Mesmo Anjus tinha culpa. Por mais que os nobres justificassem essas ações com a guerra fria contra Migrand, não havia qualquer desculpa para a guerra do Lago Enfari.

O maior conflito da história humana, uma guerra onde a maior arma da nossa história foi criada e usada no povo inocente de Ohlak.

Uma guerra que já estava a muito tempo pronta, que só precisa de um estopim — que veio na forma do assassinato de um político Migrandino —, e que, no término, precisou das ações de um único homem para impedir que os vitoriosos destruíssem os perdedores por completo.

No final, Migrand só foi salva de virar uma nação de segunda classe graças às ações de John Hollick, no primeiro congresso da OLDM. Ninguém sabe o porquê daquele homem decidir salvar o país daquela que causou tanta dor, mas qualquer criança consegue perceber o resultado daquela ação.

Com o tempo que teve para se recuperar, Migrand fez bombas nucleares, cada uma pronta para ser disparada contra Anjus. 

Isso levou ao atual cenário. O medo de ambos os países de destruírem o mundo que seus ancestrais tanto queriam conquistar. 

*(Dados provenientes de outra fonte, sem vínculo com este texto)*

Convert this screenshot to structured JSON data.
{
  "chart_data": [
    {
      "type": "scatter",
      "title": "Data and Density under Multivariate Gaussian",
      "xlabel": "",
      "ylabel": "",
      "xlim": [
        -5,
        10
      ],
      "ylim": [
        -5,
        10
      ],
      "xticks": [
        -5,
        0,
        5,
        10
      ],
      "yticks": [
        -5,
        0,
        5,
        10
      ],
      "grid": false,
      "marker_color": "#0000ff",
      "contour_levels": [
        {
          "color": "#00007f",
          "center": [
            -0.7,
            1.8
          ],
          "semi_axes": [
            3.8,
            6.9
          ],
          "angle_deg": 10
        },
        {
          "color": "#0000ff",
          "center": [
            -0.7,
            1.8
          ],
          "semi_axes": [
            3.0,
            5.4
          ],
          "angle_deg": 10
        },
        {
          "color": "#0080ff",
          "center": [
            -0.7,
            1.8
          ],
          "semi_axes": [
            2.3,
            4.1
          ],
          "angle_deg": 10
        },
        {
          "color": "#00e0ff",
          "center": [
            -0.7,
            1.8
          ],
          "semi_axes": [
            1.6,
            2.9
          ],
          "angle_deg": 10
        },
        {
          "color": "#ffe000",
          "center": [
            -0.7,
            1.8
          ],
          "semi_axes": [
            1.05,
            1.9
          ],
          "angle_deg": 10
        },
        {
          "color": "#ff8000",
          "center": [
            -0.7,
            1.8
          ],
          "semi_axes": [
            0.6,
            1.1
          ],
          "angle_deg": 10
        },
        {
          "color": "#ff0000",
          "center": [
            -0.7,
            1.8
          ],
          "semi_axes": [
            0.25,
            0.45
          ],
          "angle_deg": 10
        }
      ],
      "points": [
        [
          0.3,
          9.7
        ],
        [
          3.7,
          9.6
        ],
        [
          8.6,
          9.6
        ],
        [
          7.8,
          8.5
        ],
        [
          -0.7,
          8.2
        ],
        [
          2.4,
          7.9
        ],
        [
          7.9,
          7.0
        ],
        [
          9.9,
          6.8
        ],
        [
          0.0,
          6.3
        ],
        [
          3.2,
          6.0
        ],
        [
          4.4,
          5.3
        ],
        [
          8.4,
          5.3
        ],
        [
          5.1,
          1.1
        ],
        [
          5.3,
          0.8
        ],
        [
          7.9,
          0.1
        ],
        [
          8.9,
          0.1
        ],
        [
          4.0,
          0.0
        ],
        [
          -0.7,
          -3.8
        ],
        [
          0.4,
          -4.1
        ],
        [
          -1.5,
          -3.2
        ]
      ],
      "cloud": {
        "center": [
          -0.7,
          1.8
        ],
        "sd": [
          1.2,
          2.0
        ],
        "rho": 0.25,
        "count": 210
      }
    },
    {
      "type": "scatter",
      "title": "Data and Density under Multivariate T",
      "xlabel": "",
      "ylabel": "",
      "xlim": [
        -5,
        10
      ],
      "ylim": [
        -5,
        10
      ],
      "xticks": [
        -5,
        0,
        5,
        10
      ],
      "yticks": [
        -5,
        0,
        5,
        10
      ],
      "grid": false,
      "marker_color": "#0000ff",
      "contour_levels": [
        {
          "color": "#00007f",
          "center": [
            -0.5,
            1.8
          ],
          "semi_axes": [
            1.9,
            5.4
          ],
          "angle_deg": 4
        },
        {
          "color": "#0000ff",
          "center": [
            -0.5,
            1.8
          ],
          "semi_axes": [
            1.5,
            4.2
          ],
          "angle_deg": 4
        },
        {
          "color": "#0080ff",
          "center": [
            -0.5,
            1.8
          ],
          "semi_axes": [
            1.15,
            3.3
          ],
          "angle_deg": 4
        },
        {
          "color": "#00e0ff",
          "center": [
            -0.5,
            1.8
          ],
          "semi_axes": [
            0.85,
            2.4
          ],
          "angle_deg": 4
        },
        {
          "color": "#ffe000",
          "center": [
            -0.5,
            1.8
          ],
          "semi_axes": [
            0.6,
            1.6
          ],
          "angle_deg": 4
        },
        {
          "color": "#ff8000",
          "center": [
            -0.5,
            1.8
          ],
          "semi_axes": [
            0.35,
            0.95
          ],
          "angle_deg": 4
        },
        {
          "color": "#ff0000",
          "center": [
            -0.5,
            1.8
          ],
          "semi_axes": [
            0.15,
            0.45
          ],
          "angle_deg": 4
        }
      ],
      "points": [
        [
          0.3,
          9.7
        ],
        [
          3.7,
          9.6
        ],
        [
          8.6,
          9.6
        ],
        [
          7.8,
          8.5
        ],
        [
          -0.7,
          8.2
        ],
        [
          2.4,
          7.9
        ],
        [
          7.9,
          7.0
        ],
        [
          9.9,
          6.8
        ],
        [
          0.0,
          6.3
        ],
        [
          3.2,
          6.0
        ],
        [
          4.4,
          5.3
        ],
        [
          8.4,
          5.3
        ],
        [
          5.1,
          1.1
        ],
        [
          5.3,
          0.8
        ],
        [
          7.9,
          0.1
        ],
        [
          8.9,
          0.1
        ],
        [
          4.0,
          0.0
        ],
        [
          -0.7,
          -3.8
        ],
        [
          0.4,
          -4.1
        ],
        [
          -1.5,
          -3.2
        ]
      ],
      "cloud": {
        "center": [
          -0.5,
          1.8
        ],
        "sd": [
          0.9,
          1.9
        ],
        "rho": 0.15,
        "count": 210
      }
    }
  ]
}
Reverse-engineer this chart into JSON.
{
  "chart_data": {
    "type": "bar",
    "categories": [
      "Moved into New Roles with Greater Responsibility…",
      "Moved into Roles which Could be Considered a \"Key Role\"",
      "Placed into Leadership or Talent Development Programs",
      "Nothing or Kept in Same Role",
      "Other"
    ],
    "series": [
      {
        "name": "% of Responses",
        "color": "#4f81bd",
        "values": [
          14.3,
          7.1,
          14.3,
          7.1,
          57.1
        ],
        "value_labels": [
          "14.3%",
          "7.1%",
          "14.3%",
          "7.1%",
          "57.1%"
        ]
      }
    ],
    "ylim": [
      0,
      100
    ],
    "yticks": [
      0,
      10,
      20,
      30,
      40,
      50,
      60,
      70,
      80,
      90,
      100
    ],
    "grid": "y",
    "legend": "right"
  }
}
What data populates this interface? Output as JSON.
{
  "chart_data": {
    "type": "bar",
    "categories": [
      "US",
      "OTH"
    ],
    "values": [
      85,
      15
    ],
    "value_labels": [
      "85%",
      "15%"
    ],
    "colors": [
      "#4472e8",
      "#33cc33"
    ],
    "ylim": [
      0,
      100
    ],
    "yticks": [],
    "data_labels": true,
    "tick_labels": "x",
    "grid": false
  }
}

No final, esse foi o erro do portador mais poderoso da era em que vivemos. John, com o apoio de Euclidum Zenith, acabou criando o maior conflito armado da história humana. 

Pensar que ele morreu alguns anos depois, sem tomar responsabilidade por seus atos, me enche de raiva.

Não sou ingênua como era, não ao ponto de pensar que um cão raivoso nunca me morderia. Sei bem que a melhor forma de lidar com um animal feroz é o abate… Afinal, eles não fazem distinção entre homens, mulheres e crianças.

Apenas pegam aqueles que são os mais saborosos.